2010年7月11日(日)、大阪国際会議場(グランキューブ大阪)で第22回 大阪府理学療法学術大会が行われました。
ここで、FitTriの紹介発表をしました。



意外に広い会場で、驚きました。


発表の際に、いくつか質問を頂戴しましたが、上手く答えられたのか自信がありませんので、この場をかりて、もう一度、回答したいと思います。メモを取りながら質問に答えたわけではありませんので、何を訊かれたのか記憶違いや、質問の趣旨を誤解しているかもしれませんので、ご指摘いただければ訂正いたします。

Q 他の学会等でも、WiiFitバランスボードに関する発表があったが、関係はあるのか?
A 今までバランスボードをパソコンで利用するという発表が他の学会等ですでに行われていることは承知しています。参考文献でも挙げていますが、「WiiRemoteプログラミング」という本を参考に先行発表が行われていれば、プログラムの内容もかなり似たものである可能性が高いでしょう。
しかし、今回の発表のポイントは、WiiFitバランスボードをパソコンで利用できるようにするプログラムを提供するだけではなく、ソースコードを公開し、他の先生方と協同して新たなプログラムを開発していきたい…という提案を行うことにあります。

Q 一般的な重心動揺計が重たいのはセンサを確実に固定し精度を高めているからだ。

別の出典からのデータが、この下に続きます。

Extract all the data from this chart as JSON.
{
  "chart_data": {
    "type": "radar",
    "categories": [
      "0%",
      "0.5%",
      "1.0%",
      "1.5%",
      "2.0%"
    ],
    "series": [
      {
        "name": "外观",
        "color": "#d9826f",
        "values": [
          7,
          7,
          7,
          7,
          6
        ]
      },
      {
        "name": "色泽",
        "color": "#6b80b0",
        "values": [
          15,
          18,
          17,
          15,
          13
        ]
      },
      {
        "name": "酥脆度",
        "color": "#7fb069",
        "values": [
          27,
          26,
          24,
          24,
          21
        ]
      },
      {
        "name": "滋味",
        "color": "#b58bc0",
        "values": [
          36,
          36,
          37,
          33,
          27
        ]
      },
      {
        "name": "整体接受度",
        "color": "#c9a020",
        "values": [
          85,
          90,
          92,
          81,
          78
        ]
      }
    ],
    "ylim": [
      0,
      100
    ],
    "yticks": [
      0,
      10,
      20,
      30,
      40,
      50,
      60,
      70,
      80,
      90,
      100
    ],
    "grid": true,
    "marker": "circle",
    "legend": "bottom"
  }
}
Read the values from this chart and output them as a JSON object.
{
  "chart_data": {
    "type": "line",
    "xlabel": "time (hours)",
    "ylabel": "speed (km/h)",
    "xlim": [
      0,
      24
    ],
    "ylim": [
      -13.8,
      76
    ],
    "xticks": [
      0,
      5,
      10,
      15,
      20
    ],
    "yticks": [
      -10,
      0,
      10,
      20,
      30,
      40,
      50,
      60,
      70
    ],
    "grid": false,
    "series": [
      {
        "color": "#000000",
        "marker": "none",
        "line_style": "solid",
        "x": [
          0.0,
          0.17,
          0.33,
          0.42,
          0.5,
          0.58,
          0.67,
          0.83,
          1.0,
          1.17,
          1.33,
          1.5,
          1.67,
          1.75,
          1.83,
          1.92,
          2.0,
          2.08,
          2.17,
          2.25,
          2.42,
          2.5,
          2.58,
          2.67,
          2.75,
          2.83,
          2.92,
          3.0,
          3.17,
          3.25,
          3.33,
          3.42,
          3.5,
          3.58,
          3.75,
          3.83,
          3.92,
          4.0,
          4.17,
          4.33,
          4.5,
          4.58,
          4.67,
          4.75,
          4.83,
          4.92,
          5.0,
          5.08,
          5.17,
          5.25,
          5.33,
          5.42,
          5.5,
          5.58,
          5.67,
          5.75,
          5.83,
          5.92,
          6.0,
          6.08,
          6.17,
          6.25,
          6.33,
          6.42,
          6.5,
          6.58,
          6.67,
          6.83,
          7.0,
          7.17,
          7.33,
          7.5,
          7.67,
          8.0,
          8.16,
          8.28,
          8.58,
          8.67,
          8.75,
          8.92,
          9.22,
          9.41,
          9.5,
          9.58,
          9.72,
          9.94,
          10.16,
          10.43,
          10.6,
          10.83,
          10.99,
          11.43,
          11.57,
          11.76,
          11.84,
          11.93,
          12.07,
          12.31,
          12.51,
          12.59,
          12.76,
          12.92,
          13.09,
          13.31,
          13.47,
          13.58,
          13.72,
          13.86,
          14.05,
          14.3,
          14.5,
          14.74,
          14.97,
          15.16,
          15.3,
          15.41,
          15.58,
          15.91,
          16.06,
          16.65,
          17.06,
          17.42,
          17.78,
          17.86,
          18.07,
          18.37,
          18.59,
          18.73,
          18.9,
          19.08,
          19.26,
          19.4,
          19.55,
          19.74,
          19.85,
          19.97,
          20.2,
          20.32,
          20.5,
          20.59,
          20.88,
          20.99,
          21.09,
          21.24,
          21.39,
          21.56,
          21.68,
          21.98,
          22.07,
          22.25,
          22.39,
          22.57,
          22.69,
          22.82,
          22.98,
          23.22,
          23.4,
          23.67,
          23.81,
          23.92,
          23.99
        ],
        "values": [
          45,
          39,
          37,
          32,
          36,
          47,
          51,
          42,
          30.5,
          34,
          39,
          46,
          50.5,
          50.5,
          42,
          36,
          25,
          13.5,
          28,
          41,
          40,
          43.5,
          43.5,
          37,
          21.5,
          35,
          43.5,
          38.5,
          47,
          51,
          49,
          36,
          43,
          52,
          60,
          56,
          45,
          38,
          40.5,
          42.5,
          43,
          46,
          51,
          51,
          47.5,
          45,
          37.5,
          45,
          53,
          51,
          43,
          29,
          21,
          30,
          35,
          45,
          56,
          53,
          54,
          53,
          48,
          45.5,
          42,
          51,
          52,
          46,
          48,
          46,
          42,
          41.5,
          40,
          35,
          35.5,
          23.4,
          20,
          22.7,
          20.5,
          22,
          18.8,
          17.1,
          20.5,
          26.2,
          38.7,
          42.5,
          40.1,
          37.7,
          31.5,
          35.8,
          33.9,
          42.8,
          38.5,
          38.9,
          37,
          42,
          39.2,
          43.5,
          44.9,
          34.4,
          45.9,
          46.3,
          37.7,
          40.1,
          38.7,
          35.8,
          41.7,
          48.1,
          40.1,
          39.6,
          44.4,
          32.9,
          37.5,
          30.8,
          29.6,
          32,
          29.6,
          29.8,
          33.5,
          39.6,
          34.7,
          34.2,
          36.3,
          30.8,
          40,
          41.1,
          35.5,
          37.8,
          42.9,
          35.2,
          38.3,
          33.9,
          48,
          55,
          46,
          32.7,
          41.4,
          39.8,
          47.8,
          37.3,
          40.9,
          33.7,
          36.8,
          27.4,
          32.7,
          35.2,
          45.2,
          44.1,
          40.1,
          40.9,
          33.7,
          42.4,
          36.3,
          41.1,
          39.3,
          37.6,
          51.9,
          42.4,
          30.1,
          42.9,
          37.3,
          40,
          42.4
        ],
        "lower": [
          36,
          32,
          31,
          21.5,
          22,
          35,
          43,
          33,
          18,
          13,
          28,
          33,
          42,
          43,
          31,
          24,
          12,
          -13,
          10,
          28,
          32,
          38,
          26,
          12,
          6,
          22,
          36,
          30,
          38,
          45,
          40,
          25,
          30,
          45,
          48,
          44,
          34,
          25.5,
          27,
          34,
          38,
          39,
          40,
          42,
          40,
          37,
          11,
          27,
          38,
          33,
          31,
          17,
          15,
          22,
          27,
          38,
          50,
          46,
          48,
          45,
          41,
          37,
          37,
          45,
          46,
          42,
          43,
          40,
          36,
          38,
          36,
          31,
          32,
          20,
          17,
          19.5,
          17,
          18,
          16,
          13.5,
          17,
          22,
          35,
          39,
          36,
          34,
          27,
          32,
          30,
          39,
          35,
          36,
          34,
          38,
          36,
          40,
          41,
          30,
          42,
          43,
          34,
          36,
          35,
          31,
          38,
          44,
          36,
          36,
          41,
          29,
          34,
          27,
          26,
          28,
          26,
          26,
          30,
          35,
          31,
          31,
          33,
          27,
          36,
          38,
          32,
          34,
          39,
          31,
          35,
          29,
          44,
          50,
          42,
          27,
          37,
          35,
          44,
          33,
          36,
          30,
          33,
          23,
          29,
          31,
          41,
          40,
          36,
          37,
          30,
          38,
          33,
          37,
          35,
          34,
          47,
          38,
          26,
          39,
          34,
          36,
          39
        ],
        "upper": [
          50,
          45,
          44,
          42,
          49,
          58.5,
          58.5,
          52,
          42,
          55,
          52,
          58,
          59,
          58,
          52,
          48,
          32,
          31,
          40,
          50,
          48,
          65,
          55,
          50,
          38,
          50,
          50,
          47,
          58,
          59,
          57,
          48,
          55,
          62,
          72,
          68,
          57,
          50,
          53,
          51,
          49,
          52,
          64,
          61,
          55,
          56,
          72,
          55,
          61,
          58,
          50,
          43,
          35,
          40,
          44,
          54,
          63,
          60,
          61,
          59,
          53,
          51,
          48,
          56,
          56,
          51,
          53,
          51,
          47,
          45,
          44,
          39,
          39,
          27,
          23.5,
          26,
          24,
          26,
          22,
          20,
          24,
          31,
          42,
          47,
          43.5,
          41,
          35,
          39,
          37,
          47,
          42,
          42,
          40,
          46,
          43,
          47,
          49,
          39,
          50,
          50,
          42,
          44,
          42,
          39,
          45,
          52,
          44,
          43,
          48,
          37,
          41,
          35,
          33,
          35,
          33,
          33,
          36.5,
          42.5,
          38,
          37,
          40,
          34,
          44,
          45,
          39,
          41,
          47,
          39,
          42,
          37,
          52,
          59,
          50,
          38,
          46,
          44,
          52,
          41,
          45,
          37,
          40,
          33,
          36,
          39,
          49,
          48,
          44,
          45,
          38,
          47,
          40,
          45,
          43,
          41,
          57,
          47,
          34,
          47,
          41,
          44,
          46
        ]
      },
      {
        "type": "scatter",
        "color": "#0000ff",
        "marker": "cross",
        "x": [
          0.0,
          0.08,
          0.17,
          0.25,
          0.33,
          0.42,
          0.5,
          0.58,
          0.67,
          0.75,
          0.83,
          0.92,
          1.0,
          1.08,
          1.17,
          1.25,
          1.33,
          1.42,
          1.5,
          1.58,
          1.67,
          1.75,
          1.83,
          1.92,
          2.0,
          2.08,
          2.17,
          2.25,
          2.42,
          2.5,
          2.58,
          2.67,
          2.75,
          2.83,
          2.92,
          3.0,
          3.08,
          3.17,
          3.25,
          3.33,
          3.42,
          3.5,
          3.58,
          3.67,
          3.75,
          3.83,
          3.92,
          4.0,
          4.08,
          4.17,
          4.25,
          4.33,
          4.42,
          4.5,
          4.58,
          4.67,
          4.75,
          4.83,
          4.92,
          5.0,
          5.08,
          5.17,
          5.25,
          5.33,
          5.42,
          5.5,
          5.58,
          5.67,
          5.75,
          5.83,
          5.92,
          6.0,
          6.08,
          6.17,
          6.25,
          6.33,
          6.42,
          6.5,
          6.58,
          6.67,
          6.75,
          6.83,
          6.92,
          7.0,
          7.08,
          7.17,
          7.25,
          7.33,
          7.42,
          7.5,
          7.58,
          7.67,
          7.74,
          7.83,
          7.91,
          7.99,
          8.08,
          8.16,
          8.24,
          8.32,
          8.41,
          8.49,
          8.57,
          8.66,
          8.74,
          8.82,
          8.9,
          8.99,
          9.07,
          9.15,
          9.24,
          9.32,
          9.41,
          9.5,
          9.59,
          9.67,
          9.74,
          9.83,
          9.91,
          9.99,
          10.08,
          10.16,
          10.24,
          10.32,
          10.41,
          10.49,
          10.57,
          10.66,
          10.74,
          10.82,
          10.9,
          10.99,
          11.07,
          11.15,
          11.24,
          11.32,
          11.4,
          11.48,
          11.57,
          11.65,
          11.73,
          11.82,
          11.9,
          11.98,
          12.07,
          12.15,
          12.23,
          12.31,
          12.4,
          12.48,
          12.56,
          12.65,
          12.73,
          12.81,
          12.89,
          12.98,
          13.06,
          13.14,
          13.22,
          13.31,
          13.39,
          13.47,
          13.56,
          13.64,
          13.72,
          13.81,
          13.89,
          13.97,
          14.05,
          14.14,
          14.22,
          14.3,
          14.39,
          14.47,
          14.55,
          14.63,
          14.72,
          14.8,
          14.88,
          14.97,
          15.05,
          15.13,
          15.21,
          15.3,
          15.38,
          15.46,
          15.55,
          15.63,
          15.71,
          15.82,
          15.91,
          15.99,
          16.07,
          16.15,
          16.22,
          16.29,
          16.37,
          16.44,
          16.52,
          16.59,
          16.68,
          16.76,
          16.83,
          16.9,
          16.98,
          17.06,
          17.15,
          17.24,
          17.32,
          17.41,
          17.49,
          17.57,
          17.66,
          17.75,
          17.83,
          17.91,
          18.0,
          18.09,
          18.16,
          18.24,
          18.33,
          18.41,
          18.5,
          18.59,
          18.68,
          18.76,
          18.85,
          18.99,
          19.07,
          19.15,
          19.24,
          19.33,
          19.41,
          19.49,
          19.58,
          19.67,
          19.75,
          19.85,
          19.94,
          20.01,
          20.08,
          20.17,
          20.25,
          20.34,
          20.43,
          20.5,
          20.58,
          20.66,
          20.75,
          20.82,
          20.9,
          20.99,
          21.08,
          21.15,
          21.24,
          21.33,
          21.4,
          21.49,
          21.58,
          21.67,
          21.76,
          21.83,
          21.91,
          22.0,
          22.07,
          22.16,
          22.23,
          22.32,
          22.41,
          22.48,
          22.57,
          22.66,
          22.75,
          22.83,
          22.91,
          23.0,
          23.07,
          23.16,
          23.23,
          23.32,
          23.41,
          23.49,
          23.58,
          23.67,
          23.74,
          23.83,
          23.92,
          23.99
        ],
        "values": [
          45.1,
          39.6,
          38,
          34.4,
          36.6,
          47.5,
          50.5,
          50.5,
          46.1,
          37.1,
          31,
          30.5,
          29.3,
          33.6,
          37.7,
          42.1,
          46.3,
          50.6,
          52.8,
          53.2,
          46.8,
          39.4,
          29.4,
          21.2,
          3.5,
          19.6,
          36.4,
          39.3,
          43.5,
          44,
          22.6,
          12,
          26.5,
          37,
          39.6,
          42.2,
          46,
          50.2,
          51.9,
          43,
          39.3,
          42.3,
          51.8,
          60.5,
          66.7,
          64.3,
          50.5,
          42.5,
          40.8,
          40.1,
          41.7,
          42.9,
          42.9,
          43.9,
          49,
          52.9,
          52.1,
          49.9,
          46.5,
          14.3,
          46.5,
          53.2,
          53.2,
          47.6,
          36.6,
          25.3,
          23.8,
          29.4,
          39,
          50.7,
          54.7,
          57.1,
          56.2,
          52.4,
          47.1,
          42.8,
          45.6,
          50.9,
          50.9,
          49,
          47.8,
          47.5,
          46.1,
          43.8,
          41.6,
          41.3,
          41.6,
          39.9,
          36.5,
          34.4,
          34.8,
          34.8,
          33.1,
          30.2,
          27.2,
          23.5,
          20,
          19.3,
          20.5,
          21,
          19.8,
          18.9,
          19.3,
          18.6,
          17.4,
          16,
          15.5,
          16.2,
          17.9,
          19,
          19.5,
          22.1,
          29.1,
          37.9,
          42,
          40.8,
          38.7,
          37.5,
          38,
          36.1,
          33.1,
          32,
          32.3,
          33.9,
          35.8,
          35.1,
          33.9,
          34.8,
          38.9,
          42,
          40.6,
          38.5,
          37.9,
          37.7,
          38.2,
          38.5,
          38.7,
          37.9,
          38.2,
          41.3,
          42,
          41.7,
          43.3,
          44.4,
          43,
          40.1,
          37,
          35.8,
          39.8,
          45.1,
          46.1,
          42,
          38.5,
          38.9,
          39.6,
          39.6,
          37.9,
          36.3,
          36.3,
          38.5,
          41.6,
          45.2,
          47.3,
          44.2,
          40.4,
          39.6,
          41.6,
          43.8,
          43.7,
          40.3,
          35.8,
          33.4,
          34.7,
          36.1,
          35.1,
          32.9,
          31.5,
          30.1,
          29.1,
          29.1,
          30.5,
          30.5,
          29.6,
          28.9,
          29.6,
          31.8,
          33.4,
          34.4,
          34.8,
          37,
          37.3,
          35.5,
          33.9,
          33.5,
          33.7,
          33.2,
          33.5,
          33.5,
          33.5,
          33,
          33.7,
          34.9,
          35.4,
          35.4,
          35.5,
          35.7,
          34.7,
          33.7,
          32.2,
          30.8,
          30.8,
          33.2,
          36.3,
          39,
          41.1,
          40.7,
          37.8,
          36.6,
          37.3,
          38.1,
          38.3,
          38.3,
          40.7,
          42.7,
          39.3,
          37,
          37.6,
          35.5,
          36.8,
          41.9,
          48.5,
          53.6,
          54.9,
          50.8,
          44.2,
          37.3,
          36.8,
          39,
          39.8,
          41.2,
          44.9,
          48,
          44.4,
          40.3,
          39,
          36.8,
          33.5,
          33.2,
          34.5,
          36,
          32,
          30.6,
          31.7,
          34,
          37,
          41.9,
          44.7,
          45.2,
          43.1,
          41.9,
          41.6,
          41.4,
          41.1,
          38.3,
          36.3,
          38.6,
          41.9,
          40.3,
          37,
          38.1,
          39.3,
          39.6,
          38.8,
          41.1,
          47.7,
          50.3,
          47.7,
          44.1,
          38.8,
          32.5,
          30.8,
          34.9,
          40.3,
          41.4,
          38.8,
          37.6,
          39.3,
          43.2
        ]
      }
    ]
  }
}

軽量なバランスボードは精度的に大丈夫なのか? 訪問リハで使用する際、カーペットの上など不安定な場所で使った時の精度は?
A 任天堂はバランスボードを体重計として用いた際の精度を±500gとしています。体重が50kgだとすると誤差は1%ということになります。体重計の精度を云々する場合、理想的な床に置いた際の精度をいうのか、日常的な使用環境をイメージしていうのか分かりませんが、誤差1%というのは悪い数値ではないように思います。医療器具として販売されいてる重心動揺計の誤差も±1%と表記されているものもあり、誤差が1%だから使い物にならない…ということはないと考えてよいでしょう。
ただ、バランスボードのセンサーは10gの荷重変化に対して出力が変化するという解析報告があります。したがって、10g以下の荷重変化を検知することは出来ないと思います。
訪問リハで、カーペットの上などで使う際、精度をさらに上げたいときは下に板を敷くなど、工夫をすればいかがでしょうか?
アニマ株式会社製の重心動揺計TWIN GRAVICORDER G-6100とWiiFitバランスボードとの比較を行った研究もあります。参考にして下さい。
http://www.jstage.jst.go.jp/article/kyushuptot/2009/0/2009_146/_article/-char/ja/
また、AMTI社製の床反力計、BIOMECHANICS PLATEFORM BP400600−2000とWiiFitバランスボードとの比較を行った研究もあります。参考にして下さい。
http://www.jstage.jst.go.jp/article/cjpt/2008/0/B3P1321/_pdf/-char/ja/

Q サンプリングレイトは?
A 最大100Hzです。電波環境によっては低下することがあります。電子レンジや無線LANが近くで動いていると厳しいようです。
医療用の重心動揺計でも20Hz固定のものもあるようですので、WiiFitバランスボードはかなり高性能といって良いでしょう(少なくとも、価格を考えれば、とびっきりの高性能だと思います)。
※ 始めは60Hzで動くと考えていましたが、ユーザーの方から100Hzで動いているとの御指摘をいただきました。追試したところ、100Hzで動いていました。あやふやな情報を元に60Hzだと思い込み、1度の試験の結果(計測秒数×60行のデータが得られた)で結論づけ、環境を変えて追試することを怠っていた私の過ちです。訂正するとともに、お詫びいたします。

Q 重心動揺軌跡距離や重心動揺外周面積を求めることが出来るのか?
A FitTriは重心位置をリアルタイムに表示する機能と、重心座標をファイル出力する機能しかありません。しかし、重心座標がcsv形式で保存できますので、Excelなどの表計算ソフトで読み込んで、計算すれば重心動揺軌跡距離や重心動揺外周面積を求めることも可能です。もちろん、単位面積長も求めることが出来ます。